The main mechanisms behind our superior denoising performance comprise:
- ➢
Our algorithm makes full use of not only the wavelet-denoising technique at a local scale, but also the interior similarity and redundancy embedded in the whole image, leading to our superior denoising performance over classic wavelet algorithms (DWT-H, DWT-S). Moreover, the use of joint bilateral filtering as a processing step, which detects high-frequency oscillations inside images, and then preserves image edges, further enhanced the denoising performance.
- ➢
We used the earth mover’s distance as the similarity measure of small-scale patches of images. The earth mover’s distance (EMD) naturally extends the concept of distance between individual elements to the concept of distance between sets of elements. As the EMD tolerates the distortion of some moving features, it is well recognized as a much more robust clustering measure than the Euclidean distance, leading to our superior denoising performance over WNLM and NLMW, which use the Euclidean distance to measure the similarity.
Denoising experiments on 40 images demonstrated that our algorithm achieved the best and the second-best denoising results, significantly better than classic wavelet algorithms (DWT-H, DWT-S) and their extensions (WNLM, NLMW).
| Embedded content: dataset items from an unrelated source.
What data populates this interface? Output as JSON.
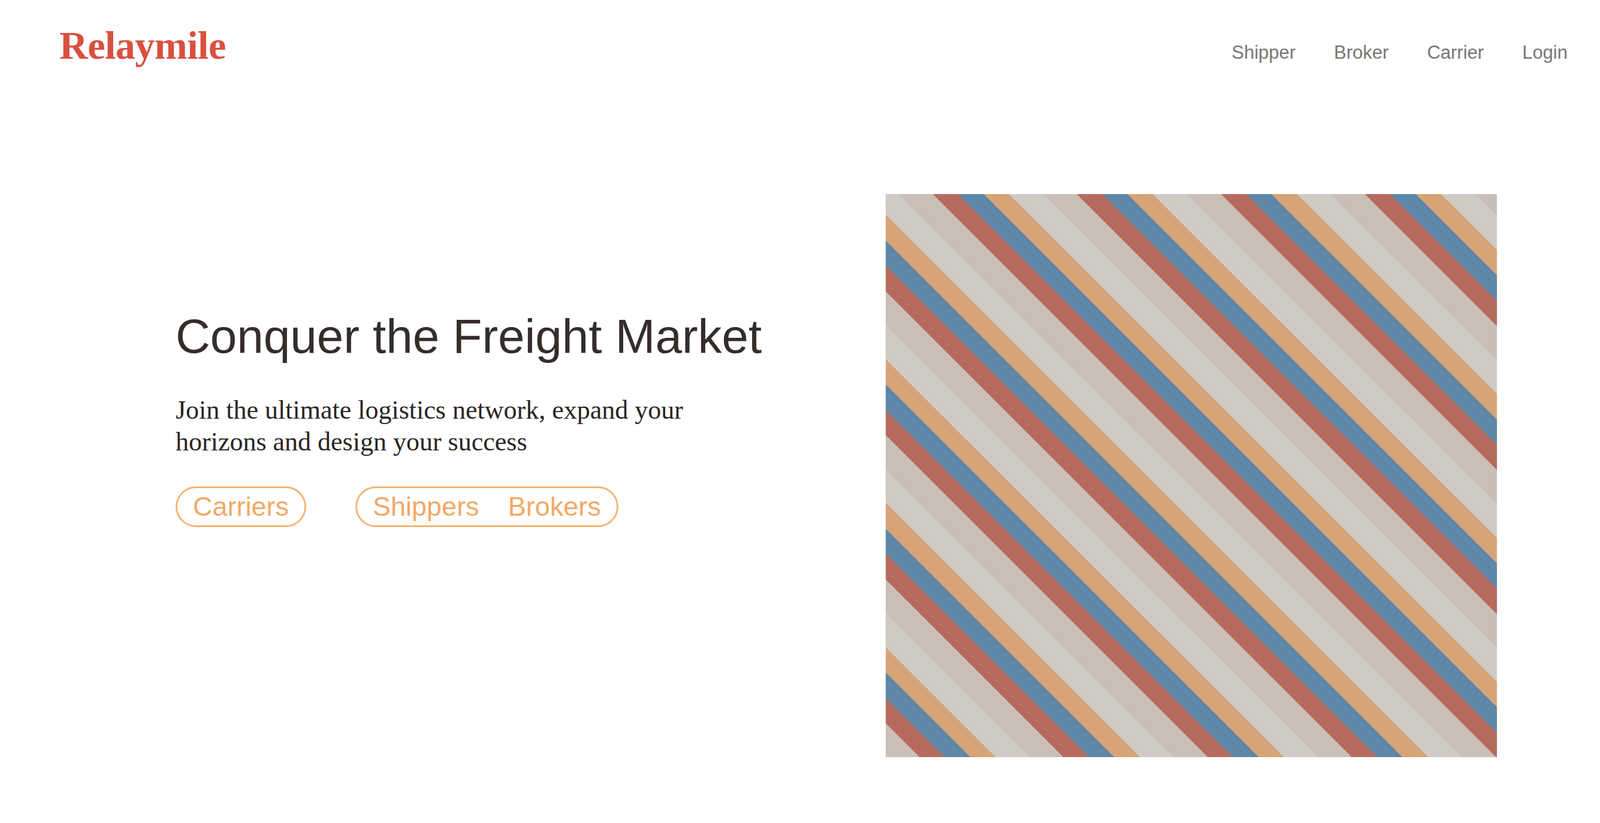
{
  "logo": {
    "text": "Relaymile"
  },
  "nav": [
    {
      "label": "Shipper"
    },
    {
      "label": "Broker"
    },
    {
      "label": "Carrier"
    },
    {
      "label": "Login"
    }
  ],
  "hero": {
    "title": "Conquer the Freight Market",
    "subtitle": "Join the ultimate logistics network, expand your horizons and design your success",
    "buttons": [
      {
        "labels": [
          "Carriers"
        ]
      },
      {
        "labels": [
          "Shippers",
          "Brokers"
        ]
      }
    ]
  },
  "image": {
    "kind": "photo"
  }
}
While our improvement consistently demonstrates a remarkable performance in contrast to conventional DWT-H, DWT-S, WNLM, and NLMW on various gray images, residual artifacts and subtle discontinuities are possibly discernible along certain boundaries of minor blocks in a few denoised images. Although there is an increasing trend in the application of deep learning in denoising, the deep learning technique must use a huge number of noisy images; the numbers of parameters used in deep learning techniques are very large; and the computation cost is high. However, wavelet-denoising techniques have no such drawbacks. In the future, we intend to couple EMD distance and wavelet techniques into deep-learning-driven denoising models, to reduce the computational cost, and enhance the interpretability. Recently, simple nonlocal similarity measurements are incorporated into classic compressive sensing, and demonstrated the advantage of such an improvement on the denoising of three images (Barbara, Cameraman, and Lena) [
38]. Inspired by this approach, we plan to use the EMD distance to further enhance the denoising performance of compressive sensing in the future. Meanwhile, our future efforts will expand our algorithm’s scope, to cover color image denoising, image segmentation, focal point detection, and image deblurring.